In own time and after, Ridley's book was popular, and was compared to Samuel Johnson's Rasselas. Thomas Seccombe calls "the stories ... good in themselves; they are interspersed with some satire upon the professions of so-called Christians; and, for the rest, are skilfully modelled upon the 'Arabian Nights'."[1]
John Beer, in the introduction to the 1975 Everyman edition of Samuel Taylor Coleridge's Poems (p. vi), notes the influence of several of Ridley's tales on Kubla Khan.
John Martin's painting Sadak in Search of the Waters of Oblivion (1812) is based on the eighth tale.[2]

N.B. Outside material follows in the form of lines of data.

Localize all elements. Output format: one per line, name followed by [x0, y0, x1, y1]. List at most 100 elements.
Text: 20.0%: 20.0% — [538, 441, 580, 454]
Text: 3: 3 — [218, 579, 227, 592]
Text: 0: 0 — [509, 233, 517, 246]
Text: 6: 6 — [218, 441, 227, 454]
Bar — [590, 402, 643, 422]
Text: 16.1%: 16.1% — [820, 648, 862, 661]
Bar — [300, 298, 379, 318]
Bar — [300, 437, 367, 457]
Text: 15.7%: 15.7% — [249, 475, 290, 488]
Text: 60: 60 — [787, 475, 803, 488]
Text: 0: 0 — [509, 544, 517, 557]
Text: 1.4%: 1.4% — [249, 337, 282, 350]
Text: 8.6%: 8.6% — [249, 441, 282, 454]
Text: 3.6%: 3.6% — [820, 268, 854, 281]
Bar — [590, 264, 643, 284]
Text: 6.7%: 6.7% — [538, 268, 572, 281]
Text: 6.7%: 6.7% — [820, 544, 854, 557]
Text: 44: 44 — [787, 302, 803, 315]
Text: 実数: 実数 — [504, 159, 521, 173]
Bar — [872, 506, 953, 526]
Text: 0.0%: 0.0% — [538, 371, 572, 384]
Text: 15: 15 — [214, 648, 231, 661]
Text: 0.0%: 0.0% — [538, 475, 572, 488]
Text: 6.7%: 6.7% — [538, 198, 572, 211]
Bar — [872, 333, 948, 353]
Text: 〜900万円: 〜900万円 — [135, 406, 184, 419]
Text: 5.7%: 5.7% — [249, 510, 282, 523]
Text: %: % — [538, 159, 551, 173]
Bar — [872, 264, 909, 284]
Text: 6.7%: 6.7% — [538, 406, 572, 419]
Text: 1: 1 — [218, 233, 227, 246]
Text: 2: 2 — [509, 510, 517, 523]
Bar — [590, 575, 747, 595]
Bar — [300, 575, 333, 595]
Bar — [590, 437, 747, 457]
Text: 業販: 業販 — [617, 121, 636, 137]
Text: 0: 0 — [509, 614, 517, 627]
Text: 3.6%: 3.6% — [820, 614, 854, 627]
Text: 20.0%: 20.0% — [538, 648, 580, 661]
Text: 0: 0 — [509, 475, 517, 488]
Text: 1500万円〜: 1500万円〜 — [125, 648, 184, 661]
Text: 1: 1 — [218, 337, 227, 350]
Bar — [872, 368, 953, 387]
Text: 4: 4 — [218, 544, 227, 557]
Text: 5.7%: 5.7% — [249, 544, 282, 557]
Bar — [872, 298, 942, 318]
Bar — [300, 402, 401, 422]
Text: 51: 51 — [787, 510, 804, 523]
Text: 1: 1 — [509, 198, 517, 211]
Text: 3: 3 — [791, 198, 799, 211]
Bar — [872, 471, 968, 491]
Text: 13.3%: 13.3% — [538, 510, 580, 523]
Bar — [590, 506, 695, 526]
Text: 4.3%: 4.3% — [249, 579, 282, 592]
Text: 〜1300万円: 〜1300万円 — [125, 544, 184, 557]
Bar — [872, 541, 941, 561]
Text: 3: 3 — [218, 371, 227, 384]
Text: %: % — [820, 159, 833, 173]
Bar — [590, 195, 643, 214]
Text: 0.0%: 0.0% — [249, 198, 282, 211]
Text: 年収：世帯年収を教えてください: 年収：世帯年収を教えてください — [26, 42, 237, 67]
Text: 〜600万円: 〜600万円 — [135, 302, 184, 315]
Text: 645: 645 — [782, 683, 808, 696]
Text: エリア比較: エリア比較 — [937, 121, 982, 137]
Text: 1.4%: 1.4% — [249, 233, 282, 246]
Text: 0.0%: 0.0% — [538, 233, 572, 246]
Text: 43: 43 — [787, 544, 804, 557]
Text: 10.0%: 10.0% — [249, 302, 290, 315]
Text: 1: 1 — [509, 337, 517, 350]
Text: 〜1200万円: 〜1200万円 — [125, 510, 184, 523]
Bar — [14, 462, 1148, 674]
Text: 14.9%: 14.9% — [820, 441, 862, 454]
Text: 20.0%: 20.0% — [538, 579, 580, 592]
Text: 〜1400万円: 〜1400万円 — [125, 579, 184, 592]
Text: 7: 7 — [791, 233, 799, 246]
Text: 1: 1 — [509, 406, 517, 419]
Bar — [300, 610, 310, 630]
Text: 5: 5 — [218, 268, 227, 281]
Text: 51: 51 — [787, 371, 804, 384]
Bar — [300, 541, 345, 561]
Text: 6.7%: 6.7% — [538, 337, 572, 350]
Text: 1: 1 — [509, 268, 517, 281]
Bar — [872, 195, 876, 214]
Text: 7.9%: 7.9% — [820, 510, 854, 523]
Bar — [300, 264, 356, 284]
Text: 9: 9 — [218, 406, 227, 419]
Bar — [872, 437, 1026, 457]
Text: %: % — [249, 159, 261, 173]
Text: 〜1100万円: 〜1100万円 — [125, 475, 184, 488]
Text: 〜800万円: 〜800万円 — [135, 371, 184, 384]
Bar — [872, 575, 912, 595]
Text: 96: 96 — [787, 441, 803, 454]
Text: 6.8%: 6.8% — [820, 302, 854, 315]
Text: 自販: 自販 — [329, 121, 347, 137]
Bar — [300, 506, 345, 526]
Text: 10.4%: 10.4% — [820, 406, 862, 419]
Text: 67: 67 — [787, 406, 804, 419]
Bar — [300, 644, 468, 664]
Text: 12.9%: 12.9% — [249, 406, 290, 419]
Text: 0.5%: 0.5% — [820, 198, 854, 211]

Seccombe notes of Ridley's tales that "[t]heir popularity among children outlasted the eighteenth century," as attested by Misnar, a juvenile play written by Charles Dickens based on the sixth tale about 1822.[1]
As late as 1970 editor Lin Carter included the first tale in his pioneering anthology of classic fantasy Golden Cities, Far, twenty-second volume in the Ballantine Adult Fantasy series.